(The Nationalist, 25 January 2002)
The Hermitage museum, attached to the Winter Palace of the Russian Czars in Saint Petersburg, the former capital of Russia, is a remarkable place. It houses the art collections of the Czars, and it has been estimated that if a visitor spent one minute looking at each item, and kept doing that for eight hours a day, five days a week, it would take fifteen years for him to see everything. A further remarkable point about the items on display is that there were bought and paid for, not stolen by conquering armies, as is the case in so many other collections.
One item is of special interest: it is a suit of armour belonging to Czar Boris Godunov, who ruled Russia from 1598 to 1605. It is made of 9,000 links of chain mail in steel, specially made to suit the emperor’s size and to protect him in battle. Each of the links is stamped with the words, “God is with us” in Old Slavonic, the language used in Russia in centuries past, and now used only in the liturgy of the Russian Orthodox Church. When the emperor went into battle, he wanted to know that God was with him and his army, and would protect them from defeat.

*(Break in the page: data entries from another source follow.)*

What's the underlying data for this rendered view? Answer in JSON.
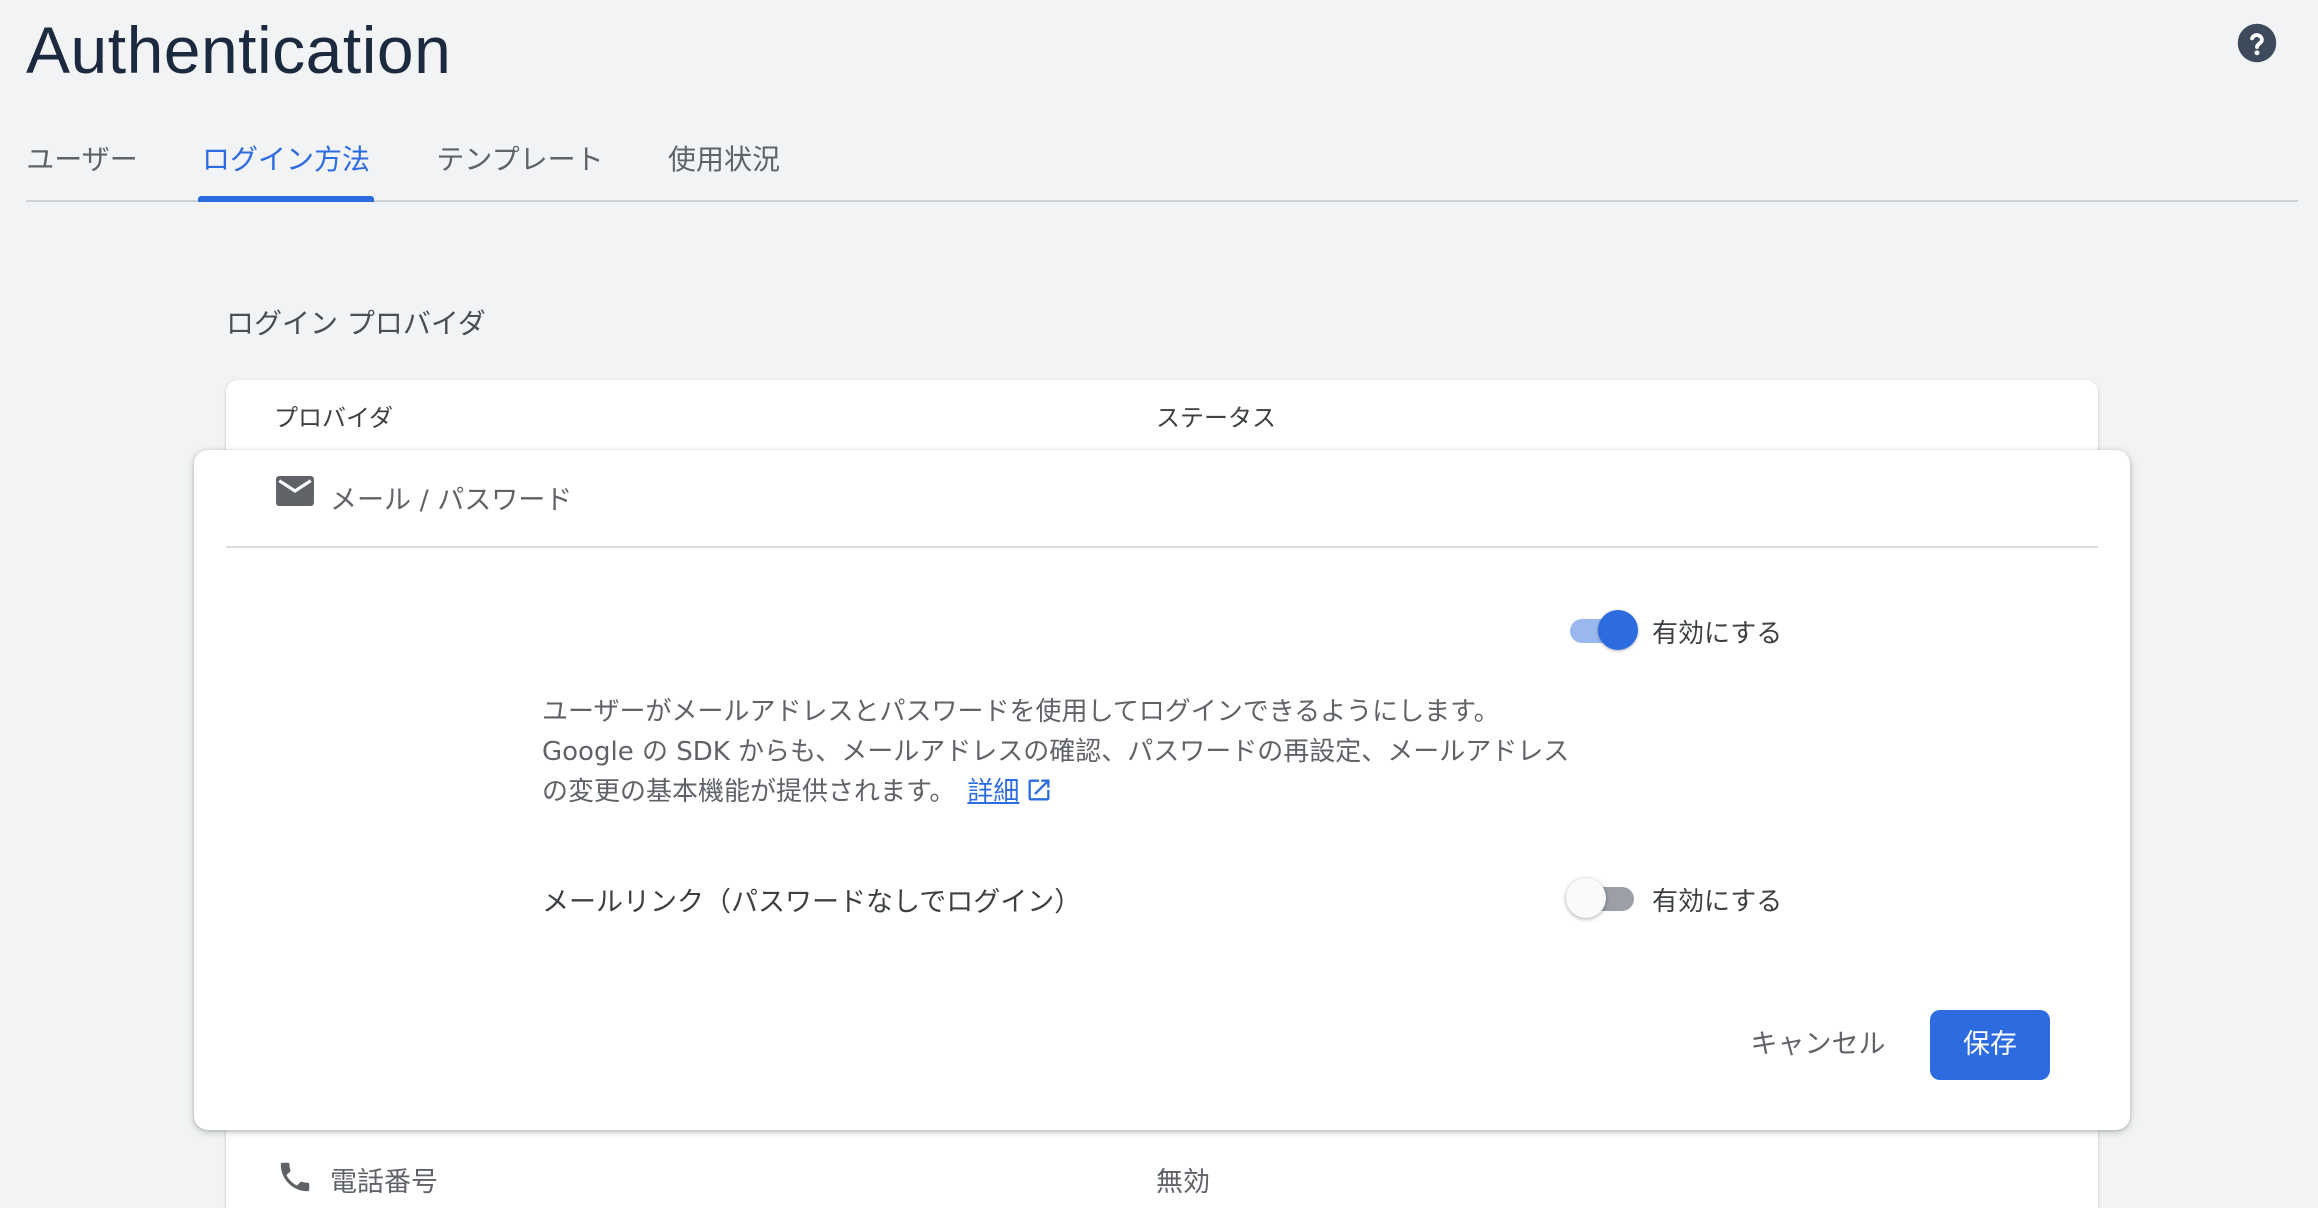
{
  "header": {
    "title": "Authentication",
    "help_icon": "help-circle-icon"
  },
  "tabs": [
    {
      "label": "ユーザー",
      "active": false
    },
    {
      "label": "ログイン方法",
      "active": true
    },
    {
      "label": "テンプレート",
      "active": false
    },
    {
      "label": "使用状況",
      "active": false
    }
  ],
  "section": {
    "title": "ログイン プロバイダ"
  },
  "table": {
    "columns": [
      "プロバイダ",
      "ステータス"
    ]
  },
  "email_provider": {
    "icon": "mail-icon",
    "title": "メール / パスワード",
    "enable_toggle": {
      "label": "有効にする",
      "on": true
    },
    "description": "ユーザーがメールアドレスとパスワードを使用してログインできるようにします。Google の SDK からも、メールアドレスの確認、パスワードの再設定、メールアドレスの変更の基本機能が提供されます。",
    "learn_more": "詳細",
    "email_link": {
      "label": "メールリンク（パスワードなしでログイン）",
      "toggle_label": "有効にする",
      "on": false
    },
    "cancel_label": "キャンセル",
    "save_label": "保存"
  },
  "phone_provider": {
    "icon": "phone-icon",
    "name": "電話番号",
    "status": "無効"
  },
  "colors": {
    "accent": "#2d6ce0",
    "background": "#f1f3f4",
    "title": "#1c2a3f"
  }
}
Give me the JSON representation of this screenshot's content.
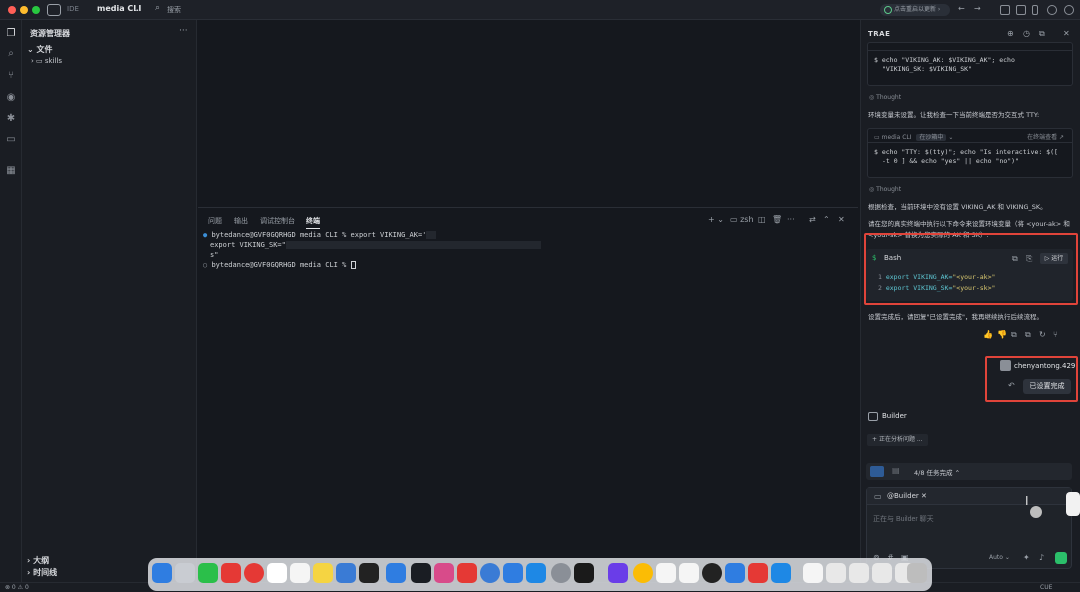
{
  "titlebar": {
    "ide_label": "IDE",
    "project": "media CLI",
    "search": "搜索",
    "update": "点击重启以更新"
  },
  "sidebar": {
    "title": "资源管理器",
    "files": "文件",
    "folder": "skills",
    "outline": "大纲",
    "timeline": "时间线"
  },
  "panel": {
    "tabs": [
      "问题",
      "输出",
      "调试控制台",
      "终端"
    ],
    "shell": "zsh",
    "terminal": {
      "line1": "bytedance@GVF0GQRHGD media CLI % export VIKING_AK='",
      "line2": "export VIKING_SK=\"",
      "line3": "s\"",
      "line4": "bytedance@GVF0GQRHGD media CLI % "
    }
  },
  "chat": {
    "title": "TRAE",
    "block1": {
      "code_line1": "$ echo \"VIKING_AK: $VIKING_AK\"; echo",
      "code_line2": "\"VIKING_SK: $VIKING_SK\""
    },
    "thought": "Thought",
    "msg1": "环境变量未设置。让我检查一下当前终端是否为交互式 TTY:",
    "block2": {
      "name": "media CLI",
      "badge": "在沙箱中",
      "action": "在终端查看 ↗",
      "code_line1": "$ echo \"TTY: $(tty)\"; echo \"Is interactive: $([",
      "code_line2": "-t 0 ] && echo \"yes\" || echo \"no\")\""
    },
    "msg2": "根据检查，当前环境中没有设置 VIKING_AK 和 VIKING_SK。",
    "msg3": "请在您的真实终端中执行以下命令来设置环境变量（将 <your-ak> 和 <your-sk> 替换为您实际的 AK 和 SK）:",
    "bash": {
      "label": "Bash",
      "run": "运行",
      "line1_kw": "export",
      "line1_var": " VIKING_AK=",
      "line1_val": "\"<your-ak>\"",
      "line2_kw": "export",
      "line2_var": " VIKING_SK=",
      "line2_val": "\"<your-sk>\""
    },
    "msg4": "设置完成后，请回复\"已设置完成\"，我再继续执行后续流程。",
    "user": {
      "name": "chenyantong.429",
      "message": "已设置完成"
    },
    "builder": {
      "name": "Builder",
      "status": "正在分析问题 ..."
    },
    "tasks": "4/8 任务完成",
    "input": {
      "mention": "@Builder",
      "placeholder": "正在与 Builder 聊天",
      "model": "Auto"
    }
  },
  "statusbar": {
    "left": "⊗ 0 ⚠ 0",
    "right": "CUE"
  },
  "colors": {
    "accent_red": "#e0443a",
    "send_green": "#2bbf6a"
  }
}
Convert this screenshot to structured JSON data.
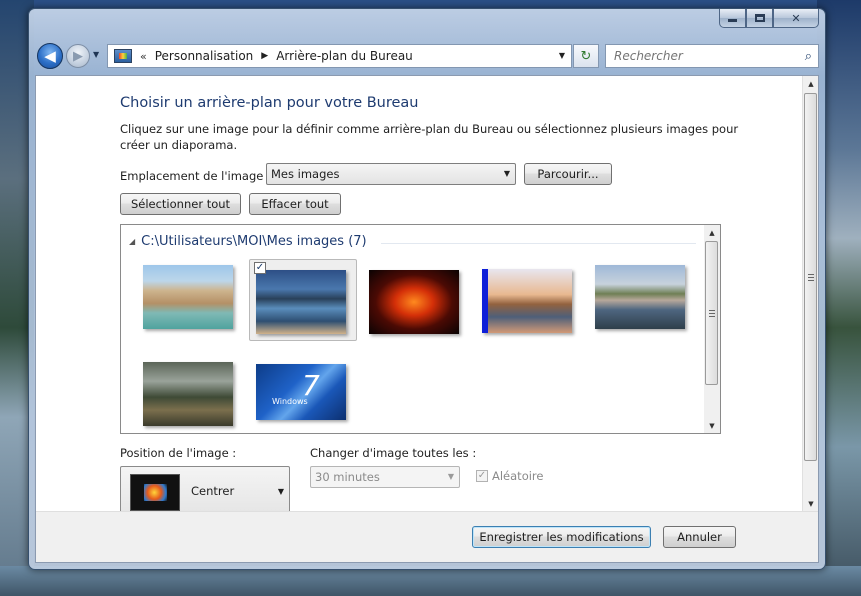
{
  "navigation": {
    "breadcrumb": [
      "Personnalisation",
      "Arrière-plan du Bureau"
    ],
    "overflow_chevron": "«",
    "search_placeholder": "Rechercher"
  },
  "page": {
    "title": "Choisir un arrière-plan pour votre Bureau",
    "description": "Cliquez sur une image pour la définir comme arrière-plan du Bureau ou sélectionnez plusieurs images pour créer un diaporama."
  },
  "location": {
    "label": "Emplacement de l'image :",
    "selected": "Mes images",
    "browse_label": "Parcourir..."
  },
  "buttons": {
    "select_all": "Sélectionner tout",
    "clear_all": "Effacer tout",
    "save": "Enregistrer les modifications",
    "cancel": "Annuler"
  },
  "gallery": {
    "group_header": "C:\\Utilisateurs\\MOI\\Mes images (7)",
    "images": [
      {
        "subject": "sea-arch",
        "selected": false
      },
      {
        "subject": "mountain-lake",
        "selected": true
      },
      {
        "subject": "fire-horse",
        "selected": false
      },
      {
        "subject": "harbor-boats",
        "selected": false
      },
      {
        "subject": "lakeside-village",
        "selected": false
      },
      {
        "subject": "forest-valley",
        "selected": false
      },
      {
        "subject": "windows-7",
        "selected": false,
        "caption": "Windows",
        "number": "7"
      }
    ]
  },
  "position": {
    "label": "Position de l'image :",
    "selected": "Centrer"
  },
  "interval": {
    "label": "Changer d'image toutes les :",
    "selected": "30 minutes",
    "enabled": false
  },
  "shuffle": {
    "label": "Aléatoire",
    "checked": true,
    "enabled": false
  },
  "icons": {
    "back": "◀",
    "forward": "▶",
    "refresh": "↻",
    "search": "⌕",
    "check": "✓",
    "dropdown": "▼",
    "collapse": "◢"
  },
  "colors": {
    "title": "#1e3b70",
    "accent": "#3c7fb1"
  }
}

In the First World War, German soldiers, as they invaded Belgium and France to the West and Russia to the East, went into battle wearing a uniform bound by a belt, the buckle of which was embossed with the words, Gott mit uns – meaning “God is with us”. They, too, wanted God on their side.
God is on our side. What does that mean? Does it mean anything? Is God there to be co-opted by one side or another? Can we claim God as our champion simply because we want it that way? When the warring factions of Europe, all of them Christian in name, went to war against each other in 1914-18, and again in 1939-45, could they truthfully call on the one true God for victory? It seems to me that to do so is to violate the second commandment, which says ‘You shall not take the name of the Lord your God in vain’.
A well-known Northern Ireland politician has the phrase “Christ for Ulster” on his letter-head – not “Ulster for Christ” but “Christ for Ulster”. That, it seems to me, is an attempt to tell Jesus Christ, the Son of God, whose side he should be on. It is an act of arrogance which calls for repentance.
As Abraham Lincoln said, before anyone can say ‘God is on our side’ they must first ask ‘Are we on God’s side?’, and then answer that question by reference to objective standards such as the Ten Commandments. Anything else is either blasphemy or superstition.